Ей вдруг сделалось ужасно смешно. Она лежала на животе, затыкая рот скомканным свитером Франсуазы, и тряслась от неудержимого хохота, еле сдерживаясь, чтобы не загоготать в голос и не разбудить неведомых сокамерниц.

– Еще одна истерика! Ну и слабая же пошла молодежь! – раздался из темноты знакомый старческий голос. – Вас еще даже не пытали, а вы уже расклеились!

– Ида Моисеевна! – всхлипнула Санька и поскорей уткнулась обратно в свитер. – Это не истерика, это просветление! Ё-мое! Мне хорошо, как никогда в жизни!

И Санька согнулась от нового приступа смеха.

– Ну-ну, – пробормотала Ида Моисеевна, – нормальная реакция на шок. Когда выскакиваешь из проруби, тоже хохочешь как безумный.

– А вы что, еще и моржуете? – зашлась Санька.

– Зато до старости не выхожу из строя!

– На оправку! – заорали в этот момент в коридоре, и в камере, словно по команде, включился мерзкий мертвенно-белый свет.

– Шесть утра, – потянулась Ида Моисеевна. – Сейчас будем синхронно уринировать под гимн Михалкова.

– Дайте я вас обниму, борец-морж! – воскликнула Санька, вскакивая с лежанки. – Какое счастье, что это вы, а не какая-нибудь малярша, зарезавшая сожителя!

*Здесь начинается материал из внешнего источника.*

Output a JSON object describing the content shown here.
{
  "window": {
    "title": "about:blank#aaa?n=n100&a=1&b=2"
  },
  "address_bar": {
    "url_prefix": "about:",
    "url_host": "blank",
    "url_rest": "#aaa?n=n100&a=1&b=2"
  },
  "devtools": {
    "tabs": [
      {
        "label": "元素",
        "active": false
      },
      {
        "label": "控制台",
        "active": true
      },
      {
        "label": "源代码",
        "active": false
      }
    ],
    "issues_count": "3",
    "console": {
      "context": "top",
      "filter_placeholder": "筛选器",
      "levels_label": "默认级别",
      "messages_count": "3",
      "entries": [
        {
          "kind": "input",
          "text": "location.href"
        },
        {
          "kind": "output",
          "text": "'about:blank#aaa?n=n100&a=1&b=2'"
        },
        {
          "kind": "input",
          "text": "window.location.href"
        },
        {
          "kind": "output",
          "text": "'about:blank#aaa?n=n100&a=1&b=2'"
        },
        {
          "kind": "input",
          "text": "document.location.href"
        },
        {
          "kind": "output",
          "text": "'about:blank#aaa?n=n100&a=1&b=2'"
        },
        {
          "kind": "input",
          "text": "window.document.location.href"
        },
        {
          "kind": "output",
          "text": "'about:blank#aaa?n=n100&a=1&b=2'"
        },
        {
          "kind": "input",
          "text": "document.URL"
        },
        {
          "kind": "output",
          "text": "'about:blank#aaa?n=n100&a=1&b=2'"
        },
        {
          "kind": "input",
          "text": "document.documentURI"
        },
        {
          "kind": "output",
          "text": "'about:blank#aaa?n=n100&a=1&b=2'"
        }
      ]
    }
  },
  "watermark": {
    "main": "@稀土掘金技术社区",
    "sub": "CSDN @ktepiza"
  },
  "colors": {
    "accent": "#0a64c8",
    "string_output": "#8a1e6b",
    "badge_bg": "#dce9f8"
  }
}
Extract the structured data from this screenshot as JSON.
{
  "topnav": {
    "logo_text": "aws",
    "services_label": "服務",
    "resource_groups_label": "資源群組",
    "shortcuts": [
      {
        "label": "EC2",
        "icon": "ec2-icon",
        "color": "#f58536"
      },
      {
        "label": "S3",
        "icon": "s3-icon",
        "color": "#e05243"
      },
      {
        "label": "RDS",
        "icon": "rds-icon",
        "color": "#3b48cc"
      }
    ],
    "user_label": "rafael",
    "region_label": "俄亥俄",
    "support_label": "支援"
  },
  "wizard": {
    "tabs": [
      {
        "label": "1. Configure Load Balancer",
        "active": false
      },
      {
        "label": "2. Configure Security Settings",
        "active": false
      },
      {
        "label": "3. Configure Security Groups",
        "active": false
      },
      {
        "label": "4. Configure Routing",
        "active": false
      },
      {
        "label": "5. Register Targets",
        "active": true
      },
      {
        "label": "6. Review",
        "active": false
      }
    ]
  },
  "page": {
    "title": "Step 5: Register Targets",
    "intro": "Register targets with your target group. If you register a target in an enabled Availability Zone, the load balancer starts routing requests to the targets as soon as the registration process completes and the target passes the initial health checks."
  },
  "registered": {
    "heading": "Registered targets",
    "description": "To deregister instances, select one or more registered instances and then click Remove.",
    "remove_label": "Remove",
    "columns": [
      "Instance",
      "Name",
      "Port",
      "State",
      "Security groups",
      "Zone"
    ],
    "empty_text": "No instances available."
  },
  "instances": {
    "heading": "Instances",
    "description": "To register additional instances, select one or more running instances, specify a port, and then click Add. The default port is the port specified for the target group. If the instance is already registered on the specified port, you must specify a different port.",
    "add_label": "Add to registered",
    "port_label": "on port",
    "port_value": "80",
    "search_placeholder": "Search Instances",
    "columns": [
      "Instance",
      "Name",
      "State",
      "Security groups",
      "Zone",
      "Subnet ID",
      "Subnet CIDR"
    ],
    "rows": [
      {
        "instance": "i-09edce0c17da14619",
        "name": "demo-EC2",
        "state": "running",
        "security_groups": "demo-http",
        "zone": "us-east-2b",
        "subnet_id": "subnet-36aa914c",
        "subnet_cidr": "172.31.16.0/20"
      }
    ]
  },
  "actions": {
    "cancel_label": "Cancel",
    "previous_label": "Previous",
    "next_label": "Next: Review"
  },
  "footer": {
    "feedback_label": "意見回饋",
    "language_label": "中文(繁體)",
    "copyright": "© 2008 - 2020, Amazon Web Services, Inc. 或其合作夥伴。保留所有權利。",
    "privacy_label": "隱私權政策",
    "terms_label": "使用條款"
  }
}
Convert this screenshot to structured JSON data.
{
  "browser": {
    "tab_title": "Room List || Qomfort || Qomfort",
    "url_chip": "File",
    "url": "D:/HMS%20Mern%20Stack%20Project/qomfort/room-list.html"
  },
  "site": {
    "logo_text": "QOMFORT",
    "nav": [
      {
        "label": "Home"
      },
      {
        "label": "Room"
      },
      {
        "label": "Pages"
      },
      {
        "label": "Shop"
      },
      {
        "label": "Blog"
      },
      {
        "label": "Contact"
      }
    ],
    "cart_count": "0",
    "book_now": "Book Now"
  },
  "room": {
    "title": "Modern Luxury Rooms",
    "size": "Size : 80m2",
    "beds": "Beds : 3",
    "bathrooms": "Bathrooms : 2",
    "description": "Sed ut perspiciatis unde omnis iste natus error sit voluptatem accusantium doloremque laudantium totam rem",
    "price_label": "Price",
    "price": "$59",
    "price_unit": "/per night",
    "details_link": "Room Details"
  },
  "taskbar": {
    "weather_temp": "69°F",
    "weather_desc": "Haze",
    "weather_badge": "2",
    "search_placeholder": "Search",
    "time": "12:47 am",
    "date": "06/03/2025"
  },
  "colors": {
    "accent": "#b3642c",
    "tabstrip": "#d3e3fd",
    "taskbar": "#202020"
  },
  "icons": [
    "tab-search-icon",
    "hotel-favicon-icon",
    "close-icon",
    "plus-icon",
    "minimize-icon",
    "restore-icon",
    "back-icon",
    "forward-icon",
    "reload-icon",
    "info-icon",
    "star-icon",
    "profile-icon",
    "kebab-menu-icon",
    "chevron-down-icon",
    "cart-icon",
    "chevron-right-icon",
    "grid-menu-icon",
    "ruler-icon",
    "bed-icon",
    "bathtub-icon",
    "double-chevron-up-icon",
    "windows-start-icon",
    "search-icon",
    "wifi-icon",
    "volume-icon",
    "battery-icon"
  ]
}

Просветление не просветление, но там, на жестком ложе казенного дома, Санька неожиданно пережила мгновение абсолютной ясности, когда вся жизнь раскрывается как единый замысел, полный, как ни странно, добра и невидимой заботы.

Она словно поднялась над разрозненными кусками своего существования и вдруг увидела в этом хаосе гармонию и определенную логику. Ей стало очевидно, для чего все было нужно и к чему подводило ее, не настаивая, но и не отступая.

Санька лежала, задыхаясь от смеха, а ум, как стадионный прожектор, скользил от одного эпизода к другому, высвечивая темные окраины и буераки, до того освещенные лишь огоньком сигареты и светом из чужого окна.

Даже то, что она всю жизнь не могла принять и простить – черная дыра на месте родителей, – каким-то невероятным образом было подцеплено и увязано в общий сюжет.

Прогнившие, безжизненные нити семейных уз тянулись от Железной Леди с ее неведомым детством, которое у нее все-таки тоже было, от ее родителей…

Что-то случилось там, разрушившее естественную линию передачи любви на несколько поколений вперед. Что-то настолько огромное и страшное, что не могло быть чьей-то личной виной, тьма, нагрянувшая со стороны, железное колесо большой истории…


– Девочка моя! – Ида Моисеевна, на которую Санька, нимало не смущаясь, весь день изливала свои прозрения, вскочила и забегала из угла в угол. – Воистину стоило попасть за решетку, чтобы это понять! И ты всю жизнь мучалась? Да ведь тут простая арифметика!

Она проворно забралась на нары, ткнула пальцем в побелку и начала писать на стене ряды цифр.

– Сколько тебе?.. Так, дети девяностых… Мать тебя родила?.. Ага, в двадцать! Стало быть – семидесятый… Сама она, ты говоришь, поздний ребенок… Около сорока… Получаем год рождения твоей Железной Бабки – тысяча девятьсот тридцатый! Да-да, помню, недавно ее восьмидесятипятилетие отмечали, статья вышла. Я же все газеты прочесываю… Итак, все сходится! Детство, причем уже осознанное, все понимающее детство – пик массовых репрессий. Отрочество – война. Кто-то из родителей или оба погибли, репрессированы, пропали без следа. Вероятнее всего, тридцать седьмой и пятьдесят восьмая.